Il relève que l’évaluation de l’impact de l’Accord d’association sur le commerce extérieur depuis sa signature en 2005 montre que le cumul des exportations algériennes hors hydrocarbures vers l’UE est marginal en comparaison avec le cumul des importations algériennes de l’Union européenne.
« L’Algérie a simplement confirmé qu’elle excelle dans les actes d’importation plutôt que dans l’exportation », résume l’économiste.
Pour l’économiste Mohamed Achir, la révision « clause par clause » annoncée par le chef de l’Etat signifie une remise en cause intégrale de l’Accord d’association.
« Cela n’est pas du tout aisé à faire, à mon humble avis, car la partie européenne ne saurait accepter de revenir sur plusieurs clauses surtout ayant trait au démantèlement tarifaire », estime le docteur en économie.
Pour lui, l’annonce de la révision de l’Accord d’association Algérie-UE pourrait suggérer la nécessité de mettre davantage en avant la coopération économique et l’aide européenne à la diversification de la production locale et son soutien à l’exportation.
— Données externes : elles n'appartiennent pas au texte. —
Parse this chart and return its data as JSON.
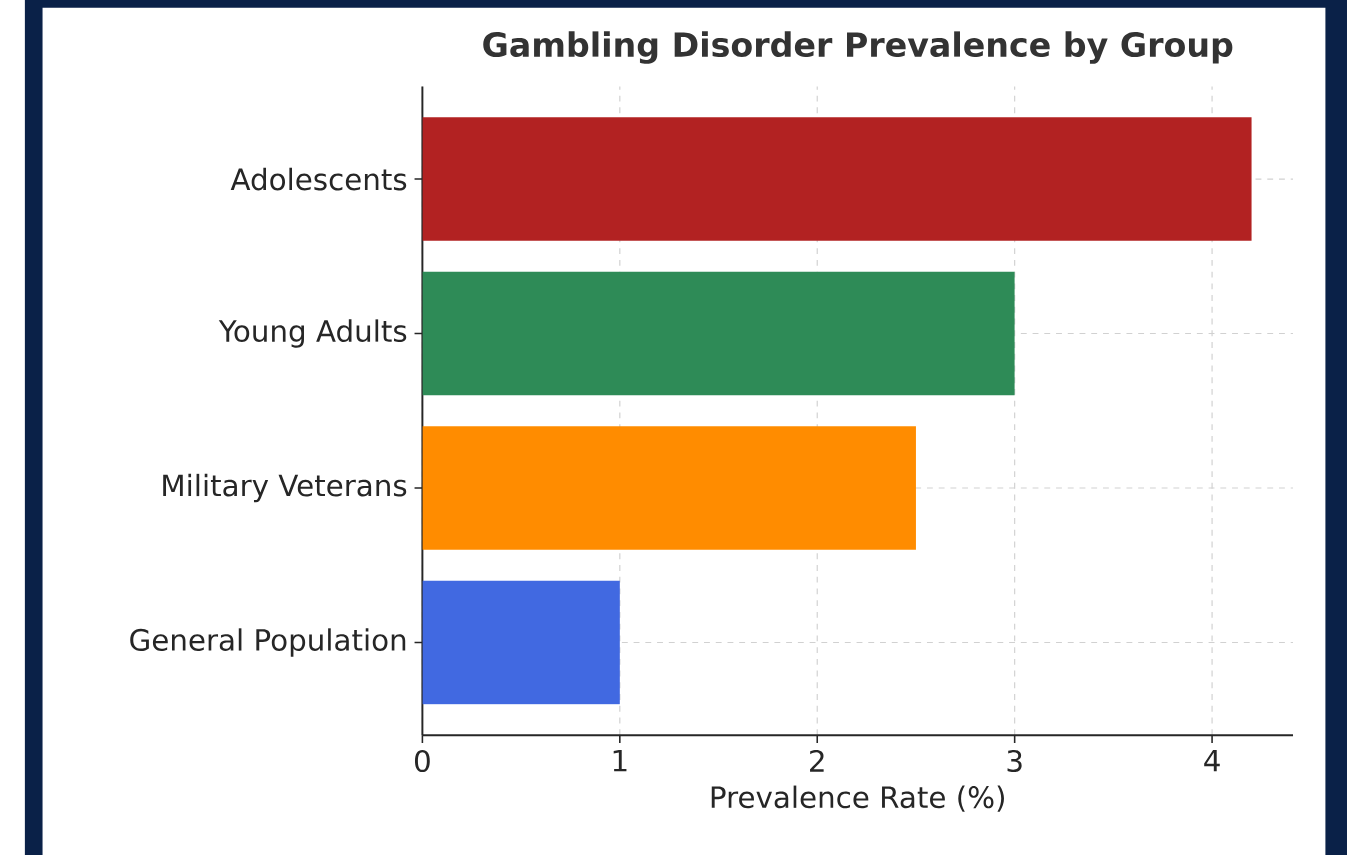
{
  "chart_data": {
    "type": "bar",
    "orientation": "horizontal",
    "title": "Gambling Disorder Prevalence by Group",
    "xlabel": "Prevalence Rate (%)",
    "categories": [
      "Adolescents",
      "Young Adults",
      "Military Veterans",
      "General Population"
    ],
    "values": [
      4.2,
      3.0,
      2.5,
      1.0
    ],
    "colors": [
      "#b22222",
      "#2e8b57",
      "#ff8c00",
      "#4169e1"
    ],
    "xlim": [
      0,
      4.41
    ],
    "xticks": [
      0,
      1,
      2,
      3,
      4
    ],
    "grid": true
  }
}
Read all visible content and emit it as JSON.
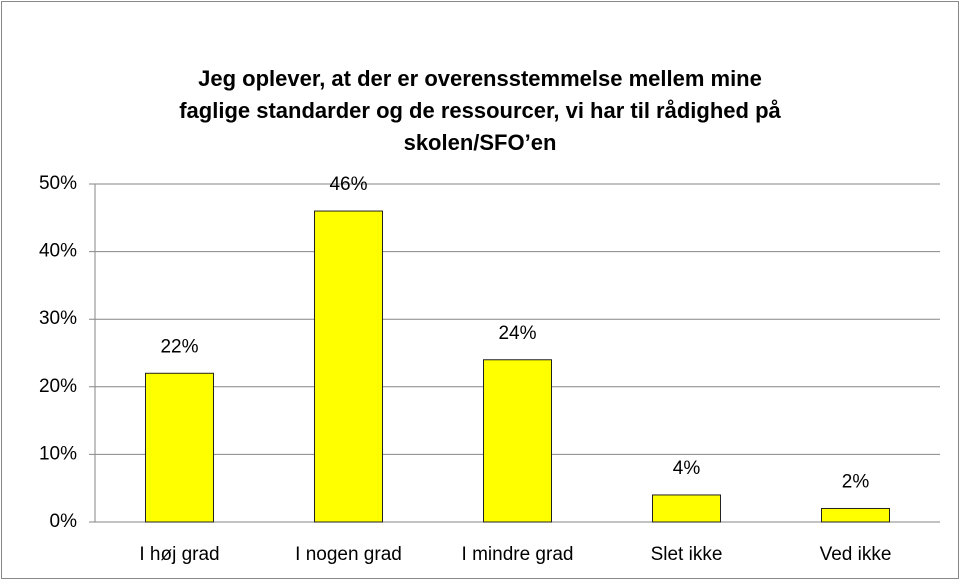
{
  "chart_data": {
    "type": "bar",
    "title": [
      "Jeg oplever, at der er overensstemmelse mellem mine",
      "faglige standarder og de ressourcer, vi har til rådighed på",
      "skolen/SFO’en"
    ],
    "categories": [
      "I høj grad",
      "I nogen grad",
      "I mindre grad",
      "Slet ikke",
      "Ved ikke"
    ],
    "values": [
      22,
      46,
      24,
      4,
      2
    ],
    "value_labels": [
      "22%",
      "46%",
      "24%",
      "4%",
      "2%"
    ],
    "color": "#ffff00",
    "ylim": [
      0,
      50
    ],
    "yticks": [
      {
        "value": 0,
        "label": "0%"
      },
      {
        "value": 10,
        "label": "10%"
      },
      {
        "value": 20,
        "label": "20%"
      },
      {
        "value": 30,
        "label": "30%"
      },
      {
        "value": 40,
        "label": "40%"
      },
      {
        "value": 50,
        "label": "50%"
      }
    ],
    "grid": true
  }
}
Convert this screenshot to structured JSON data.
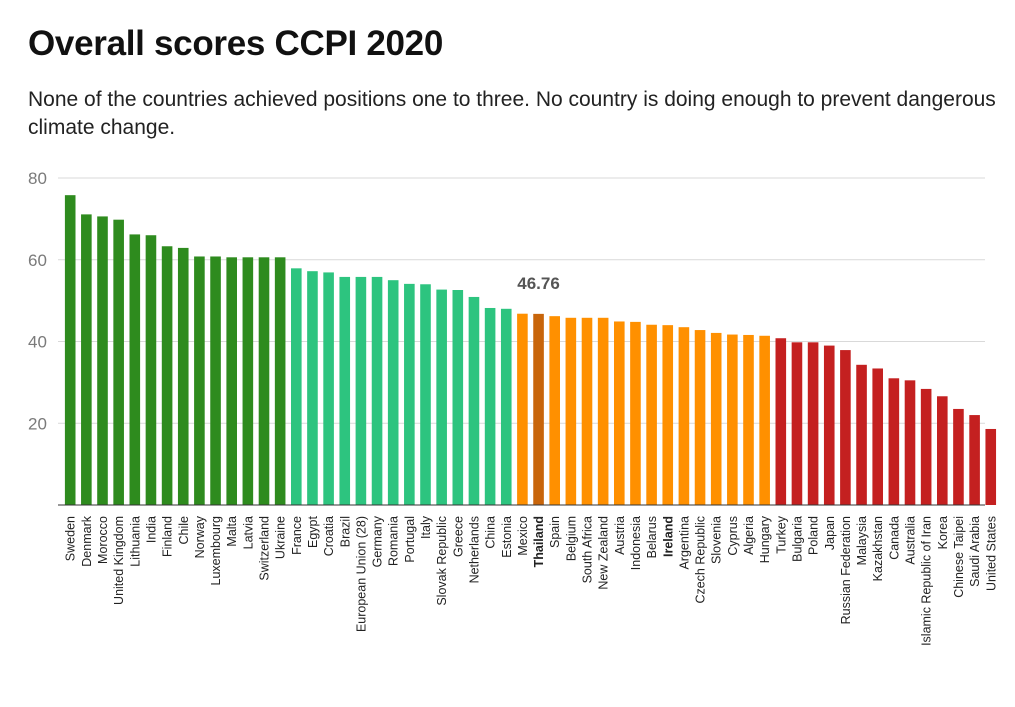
{
  "title": "Overall scores CCPI 2020",
  "subtitle": "None of the countries achieved positions one to three. No country is doing enough to prevent dangerous climate change.",
  "chart_data": {
    "type": "bar",
    "title": "Overall scores CCPI 2020",
    "subtitle": "None of the countries achieved positions one to three. No country is doing enough to prevent dangerous climate change.",
    "xlabel": "",
    "ylabel": "",
    "ylim": [
      0,
      80
    ],
    "yticks": [
      20,
      40,
      60,
      80
    ],
    "grid": true,
    "legend": "none",
    "colors": {
      "very_high": "#2e8b1e",
      "high": "#2dc47f",
      "medium": "#ff9000",
      "highlight": "#c8650b",
      "low": "#c42020"
    },
    "categories": [
      "Sweden",
      "Denmark",
      "Morocco",
      "United Kingdom",
      "Lithuania",
      "India",
      "Finland",
      "Chile",
      "Norway",
      "Luxembourg",
      "Malta",
      "Latvia",
      "Switzerland",
      "Ukraine",
      "France",
      "Egypt",
      "Croatia",
      "Brazil",
      "European Union (28)",
      "Germany",
      "Romania",
      "Portugal",
      "Italy",
      "Slovak Republic",
      "Greece",
      "Netherlands",
      "China",
      "Estonia",
      "Mexico",
      "Thailand",
      "Spain",
      "Belgium",
      "South Africa",
      "New Zealand",
      "Austria",
      "Indonesia",
      "Belarus",
      "Ireland",
      "Argentina",
      "Czech Republic",
      "Slovenia",
      "Cyprus",
      "Algeria",
      "Hungary",
      "Turkey",
      "Bulgaria",
      "Poland",
      "Japan",
      "Russian Federation",
      "Malaysia",
      "Kazakhstan",
      "Canada",
      "Australia",
      "Islamic Republic of Iran",
      "Korea",
      "Chinese Taipei",
      "Saudi Arabia",
      "United States"
    ],
    "values": [
      75.8,
      71.1,
      70.6,
      69.8,
      66.2,
      66.0,
      63.3,
      62.9,
      60.8,
      60.8,
      60.6,
      60.6,
      60.6,
      60.6,
      57.9,
      57.2,
      56.9,
      55.8,
      55.8,
      55.8,
      55.0,
      54.1,
      54.0,
      52.7,
      52.6,
      50.9,
      48.2,
      48.0,
      46.8,
      46.76,
      46.2,
      45.8,
      45.8,
      45.8,
      44.9,
      44.8,
      44.1,
      44.0,
      43.5,
      42.8,
      42.1,
      41.7,
      41.6,
      41.4,
      40.8,
      39.8,
      39.8,
      39.0,
      37.9,
      34.3,
      33.4,
      31.0,
      30.5,
      28.4,
      26.6,
      23.5,
      22.0,
      18.6
    ],
    "groups": [
      "very_high",
      "very_high",
      "very_high",
      "very_high",
      "very_high",
      "very_high",
      "very_high",
      "very_high",
      "very_high",
      "very_high",
      "very_high",
      "very_high",
      "very_high",
      "very_high",
      "high",
      "high",
      "high",
      "high",
      "high",
      "high",
      "high",
      "high",
      "high",
      "high",
      "high",
      "high",
      "high",
      "high",
      "medium",
      "highlight",
      "medium",
      "medium",
      "medium",
      "medium",
      "medium",
      "medium",
      "medium",
      "medium",
      "medium",
      "medium",
      "medium",
      "medium",
      "medium",
      "medium",
      "low",
      "low",
      "low",
      "low",
      "low",
      "low",
      "low",
      "low",
      "low",
      "low",
      "low",
      "low",
      "low",
      "low"
    ],
    "bold_categories": [
      "Thailand",
      "Ireland"
    ],
    "annotation": {
      "category": "Thailand",
      "text": "46.76"
    }
  }
}
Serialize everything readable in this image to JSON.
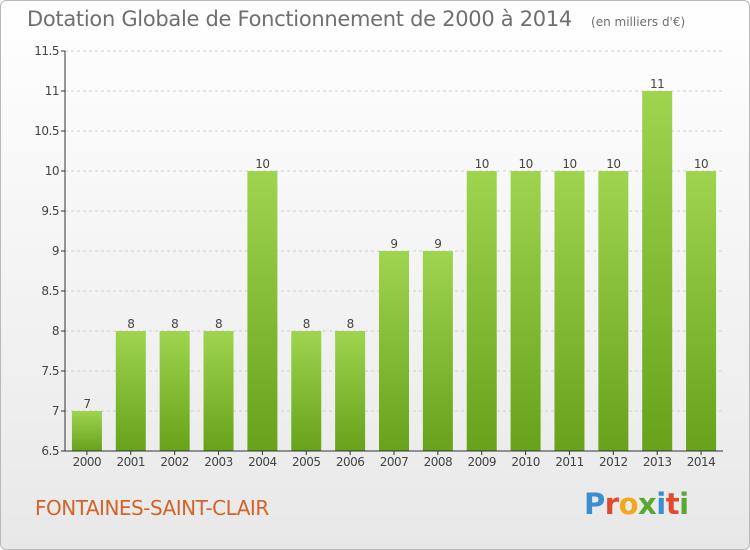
{
  "title": "Dotation Globale de Fonctionnement de 2000 à 2014",
  "unit_label": "(en milliers d'€)",
  "commune": "FONTAINES-SAINT-CLAIR",
  "logo": {
    "text": "Proxiti",
    "letter_colors": [
      "#3a8fd0",
      "#e04a2d",
      "#f2a81e",
      "#58a832",
      "#3a8fd0",
      "#e04a2d",
      "#58a832"
    ]
  },
  "colors": {
    "bar_top": "#9fd44f",
    "bar_bottom": "#67a21a",
    "axis": "#333333",
    "grid": "#d0d0d0",
    "text": "#444444"
  },
  "chart_data": {
    "type": "bar",
    "categories": [
      "2000",
      "2001",
      "2002",
      "2003",
      "2004",
      "2005",
      "2006",
      "2007",
      "2008",
      "2009",
      "2010",
      "2011",
      "2012",
      "2013",
      "2014"
    ],
    "values": [
      7,
      8,
      8,
      8,
      10,
      8,
      8,
      9,
      9,
      10,
      10,
      10,
      10,
      11,
      10
    ],
    "data_labels": [
      "7",
      "8",
      "8",
      "8",
      "10",
      "8",
      "8",
      "9",
      "9",
      "10",
      "10",
      "10",
      "10",
      "11",
      "10"
    ],
    "ylim": [
      6.5,
      11.5
    ],
    "yticks": [
      "6.5",
      "7",
      "7.5",
      "8",
      "8.5",
      "9",
      "9.5",
      "10",
      "10.5",
      "11",
      "11.5"
    ],
    "xlabel": "",
    "ylabel": "",
    "grid": true
  }
}
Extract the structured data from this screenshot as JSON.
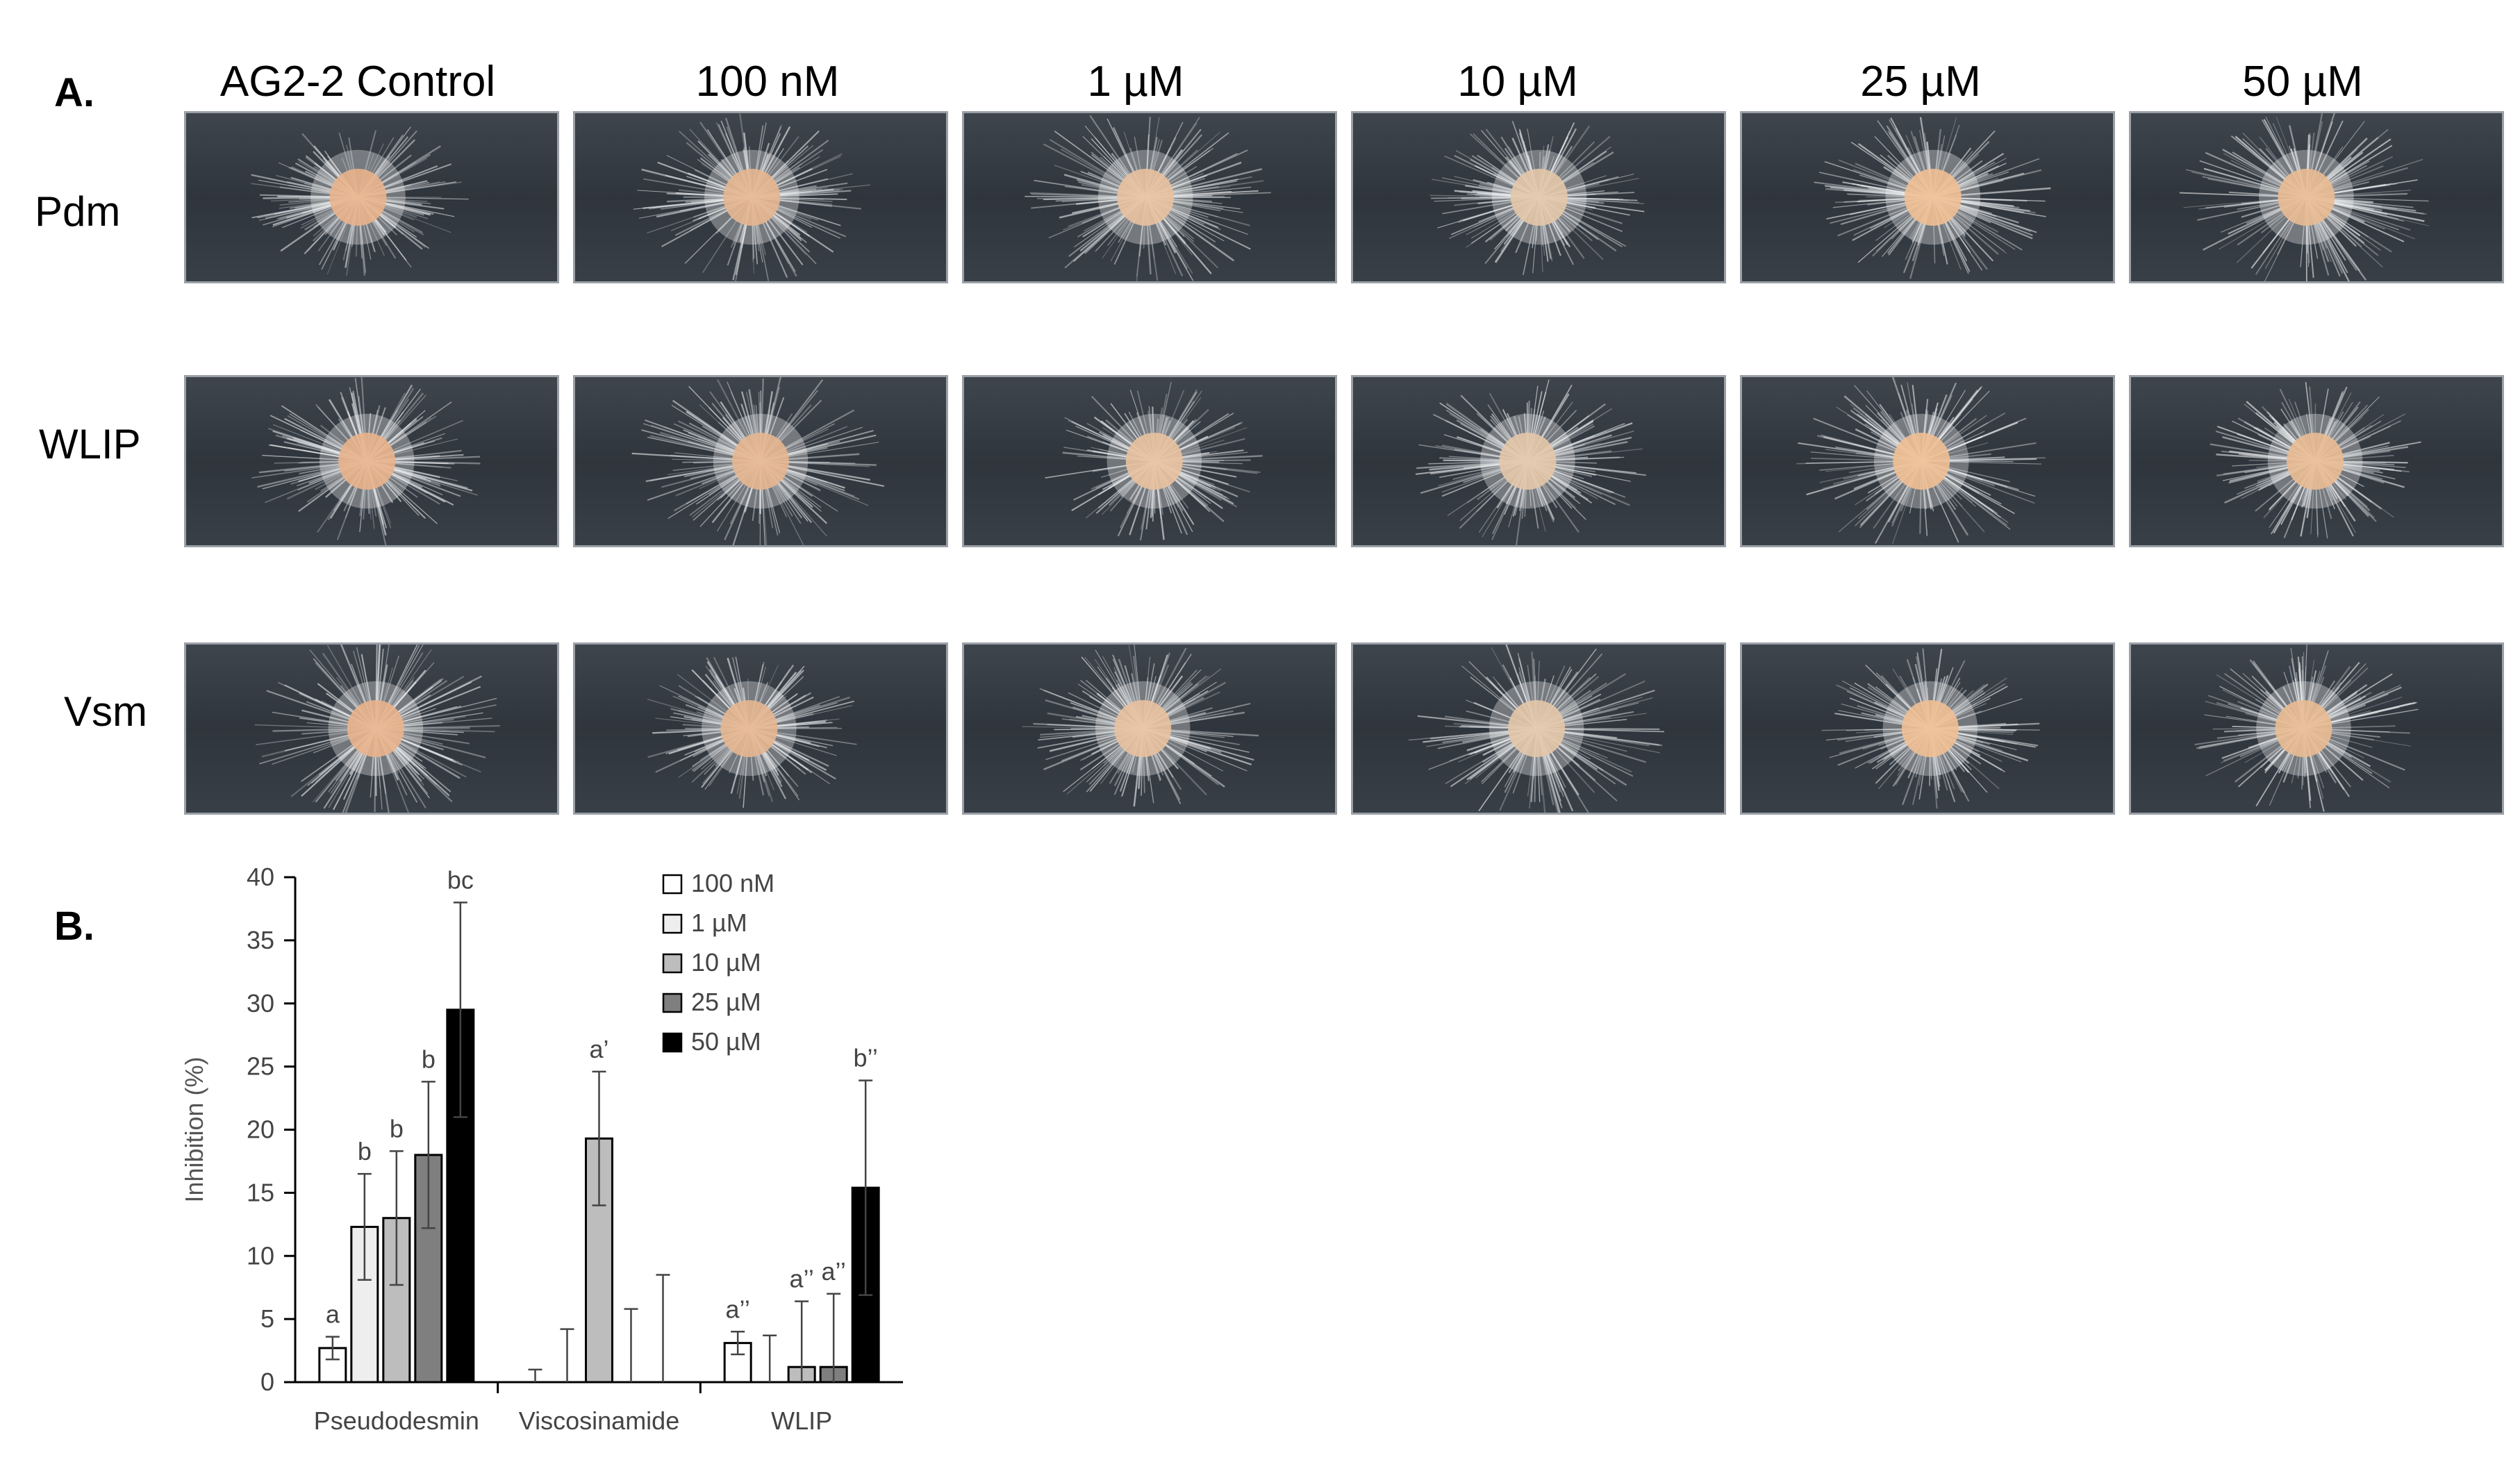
{
  "panel_a": {
    "label": "A.",
    "columns": [
      "AG2-2 Control",
      "100 nM",
      "1 µM",
      "10 µM",
      "25 µM",
      "50 µM"
    ],
    "rows": [
      "Pdm",
      "WLIP",
      "Vsm"
    ]
  },
  "panel_b": {
    "label": "B."
  },
  "chart_data": {
    "type": "bar",
    "categories": [
      "Pseudodesmin",
      "Viscosinamide",
      "WLIP"
    ],
    "ylabel": "Inhibition (%)",
    "xlabel": "",
    "ylim": [
      0,
      40
    ],
    "yticks": [
      0,
      5,
      10,
      15,
      20,
      25,
      30,
      35,
      40
    ],
    "legend_position": "top-right",
    "series": [
      {
        "name": "100 nM",
        "color": "#ffffff",
        "values": [
          2.7,
          0,
          3.1
        ],
        "errors": [
          0.9,
          1.0,
          0.9
        ],
        "labels": [
          "a",
          "",
          "a’’"
        ]
      },
      {
        "name": "1 µM",
        "color": "#eeeeee",
        "values": [
          12.3,
          0,
          0
        ],
        "errors": [
          4.2,
          4.2,
          3.7
        ],
        "labels": [
          "b",
          "",
          ""
        ]
      },
      {
        "name": "10 µM",
        "color": "#bdbdbd",
        "values": [
          13.0,
          19.3,
          1.2
        ],
        "errors": [
          5.3,
          5.3,
          5.2
        ],
        "labels": [
          "b",
          "a’",
          "a’’"
        ]
      },
      {
        "name": "25 µM",
        "color": "#7f7f7f",
        "values": [
          18.0,
          0,
          1.2
        ],
        "errors": [
          5.8,
          5.8,
          5.8
        ],
        "labels": [
          "b",
          "",
          "a’’"
        ]
      },
      {
        "name": "50 µM",
        "color": "#000000",
        "values": [
          29.5,
          0,
          15.4
        ],
        "errors": [
          8.5,
          8.5,
          8.5
        ],
        "labels": [
          "bc",
          "",
          "b’’"
        ]
      }
    ]
  }
}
« La partie algérienne doit mettre en avant la difficulté de sa balance commerciale et le déséquilibre dans les échanges des biens de production industrielle et agricole et demander un réaménagement tarifaire douanier pour protéger certaines activités économiques », recommande-t-il.
D’après cet économiste, l’Algérie doit insister sur la révision surtout des normes draconiennes imposées par Bruxelles et qui rendent la pénétration de leur marché quasi impossible pour la PME algérienne.
« L’économie algérienne a besoin d’une protection et d’une bonne régulation. La concurrence mondiale est plus que rude. En comptant seulement sur la remontée de la compétitivité du produit national pour faire face à la concurrence des produits importés, on verra une grande partie de nos entreprises disparaitre », met-il en garde.
Le président de l’Association des exportateurs algériens (Anexal) Ali Bey Nasri, ne met pas de gants pour dénoncer « l’approche mercantile de l’Union européenne » dans l’application de l’Accord d’association Algérie-UE.
« C’est une approche à courte vue qui ne s’inscrit pas dans une vision de partenariat selon l’esprit de la Conférence de Barcelone : la Méditerranée, espace de paix, de prospérité et de stabilité », a déploré le président de l’Association nationale des exportateurs algériens (Anexal).
M. Bey Nasri reproche à l’UE de réagir « au quart de tour » à chaque fois qu’une mesure de sauvegarde est prise par l’Algérie. « Les Européens ont réagi lors de l’instauration des licences d’importation et lorsque l’Algérie a suspendu l’importation de certains produits. Ils réagissent au quart de tour quand leurs intérêts sont menacés », a asséné le président de l’Anexal qui pointe la France, premier partenaire commercial de l’Algérie au sein de l’UE.
« La France a toujours été à la tête de la contestation, que ce soit quand on parle de blé, de poudre de lait, des produits pharmaceutiques ou des véhicules, etc. », détaille Ali Bey Nasri qui exhorte les Européens à investir davantage en Algérie.
« Si l’UE ne s’intéresse pas à l’investissement en Algérie, on sera face à un accord unilatéral dans sa partie commerciale en sachant que 50% de nos importations proviennent du Vieux continent », a martelé le représentant des exportateurs algériens.
Selon lui, pendant que l’Algérie subit des pertes fiscales sur certains produits exportés, les Européens enregistrent des gains fiscaux et créent de l’emploi.
« En taxant fortement les produits pétroliers à la pompe, Les Européens s’enrichissent et créent des emplois. Tout le contraire de l’Algérie », relève Ali Bey Nasri.